As his condition worsened throughout the day, Amy decided to take him to John Hunter Hospital, which is 40 kilometres away. She waited in the emergency waiting room with a screaming toddler for three hours before being ushered into another room to wait another hour for a nurse to see them. Yet another hour passed before a doctor finally came in, told Amy the problem could be one of three different things and encouraged her to see a GP the following morning. The same scenario was repeated the next day. Finally, Amy found a GP willing to see her at Bateau Bay on the Central Coast, which is more than an hour away, with more than 20 GP surgeries in between. Fortunately, the toddler's ailment was diagnosed and the appropriate treatment was provided. This is what Amy left me with:
Greg, the system is broken. When a child who has been unable to walk for three days can't be given the time of day, and when I have to call more than a dozen surgeries for three days pleading for an appointment, the system sucks.
I agree with Amy. Another constituent, Frank, moved to the local area in 2018 with his wife to retire. He is still trying to get on the books of a local GP and often travels back to Sydney to see his old GP. He said, "We do not want to place pressure on the public hospitals and health system every time we get sick. We need more GPs." For the record, not a single GP surgery in the Southlake area of Lake Macquarie bulk-bills. That went out the window a long time ago, when many local surgeries had to make the decision to stop bulk-billing or go to the wall. Like my colleagues in this House, I am aware of the issues related to Medicare and the Federal jurisdiction that this issue largely falls under, but these are issues we have been reporting for years without improvement.

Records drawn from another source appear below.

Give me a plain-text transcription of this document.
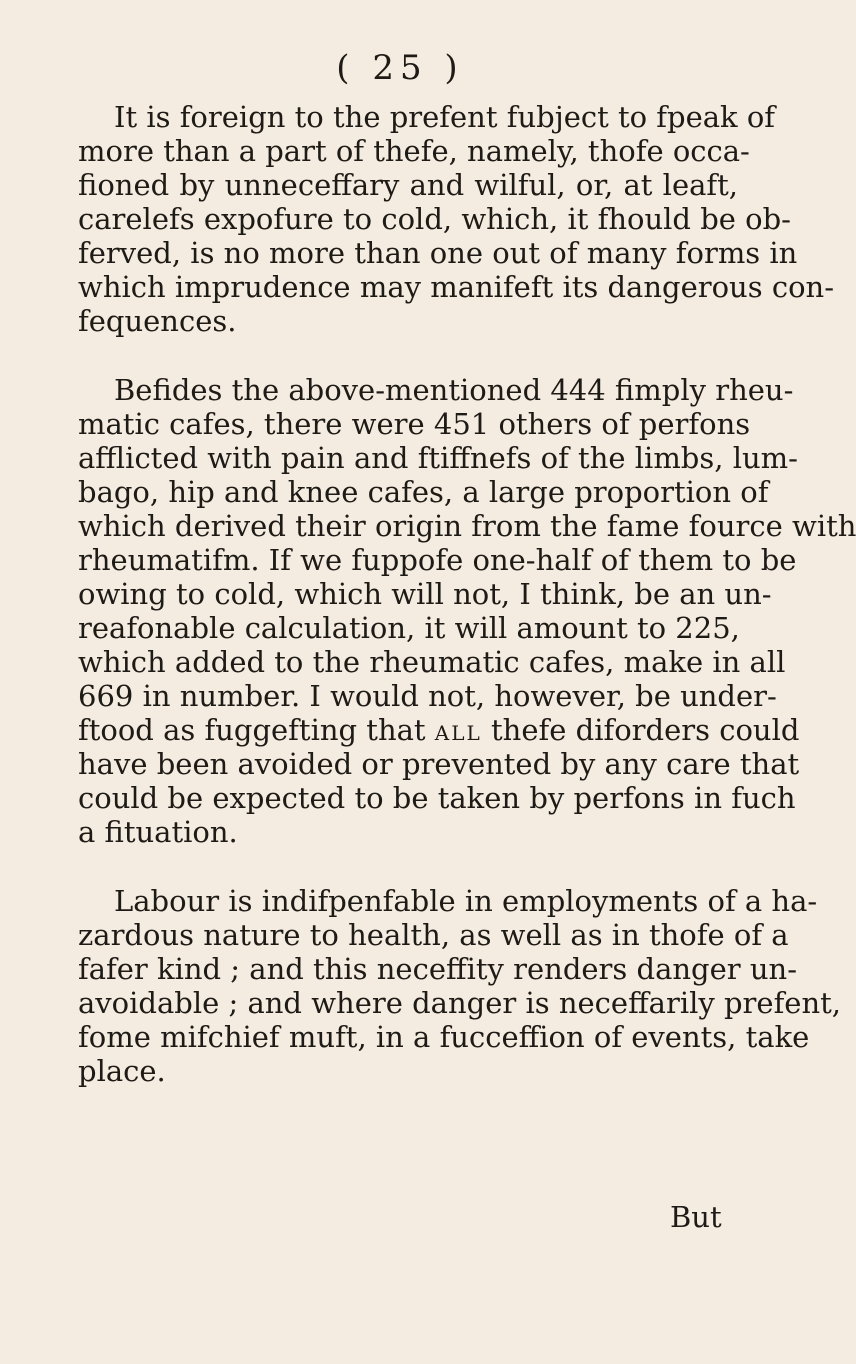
( 25 )
It is foreign to the prefent fubject to fpeak of
more than a part of thefe, namely, thofe occa-
fioned by unneceffary and wilful, or, at leaft,
carelefs expofure to cold, which, it fhould be ob-
ferved, is no more than one out of many forms in
which imprudence may manifeft its dangerous con-
fequences.
Befides the above-mentioned 444 fimply rheu-
matic cafes, there were 451 others of perfons
afflicted with pain and ftiffnefs of the limbs, lum-
bago, hip and knee cafes, a large proportion of
which derived their origin from the fame fource with
rheumatifm. If we fuppofe one-half of them to be
owing to cold, which will not, I think, be an un-
reafonable calculation, it will amount to 225,
which added to the rheumatic cafes, make in all
669 in number. I would not, however, be under-
ftood as fuggefting that all thefe diforders could
have been avoided or prevented by any care that
could be expected to be taken by perfons in fuch
a fituation.
Labour is indifpenfable in employments of a ha-
zardous nature to health, as well as in thofe of a
fafer kind ; and this neceffity renders danger un-
avoidable ; and where danger is neceffarily prefent,
fome mifchief muft, in a fucceffion of events, take
place.
But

One of the larger GP health centres in my electorate is Waratah Medical Services. We had to fight tooth and nail to get Lake Macquarie declared a distribution priority area [DPA] so that the likes of Waratah could try to fill the gaps with overseas-trained GPs. We are talking about a surgery that once employed more than 20 GPs when it was established. It is now down to seven, but it is celebrating this week because it appears they may have secured two more GPs from England under the DPA system. That is how far the net has to be cast to fix the GP shortage in Lake Macquarie. Unfortunately, the DPA status provided to Lake Macquarie is due to expire in July, so we now have to wait and see if that status will be extended before we face the steady slide back to where we started.
I acknowledge and thank the Minister for Health, Brad Hazzard, who is aware of these issues and has always afforded me a great deal of assistance, even though the greater problem exists with his Federal counterparts. Just last week, the parliamentary committee in the other place released some damning findings on health outcomes and access to hospital services in rural and regional New South Wales. It found extensive problems beyond those that I outlined earlier and made 44 recommendations not just around hospital care and health access but around GP services. It is my great hope that not only does Lake Macquarie get an extension to its DPA status but the State and Federal governments act on that report immediately because, as Amy said in her email, the current system is broken. It does not meet the demands of a modern society, particularly where GPs in rural and regional areas are concerned, and it must change.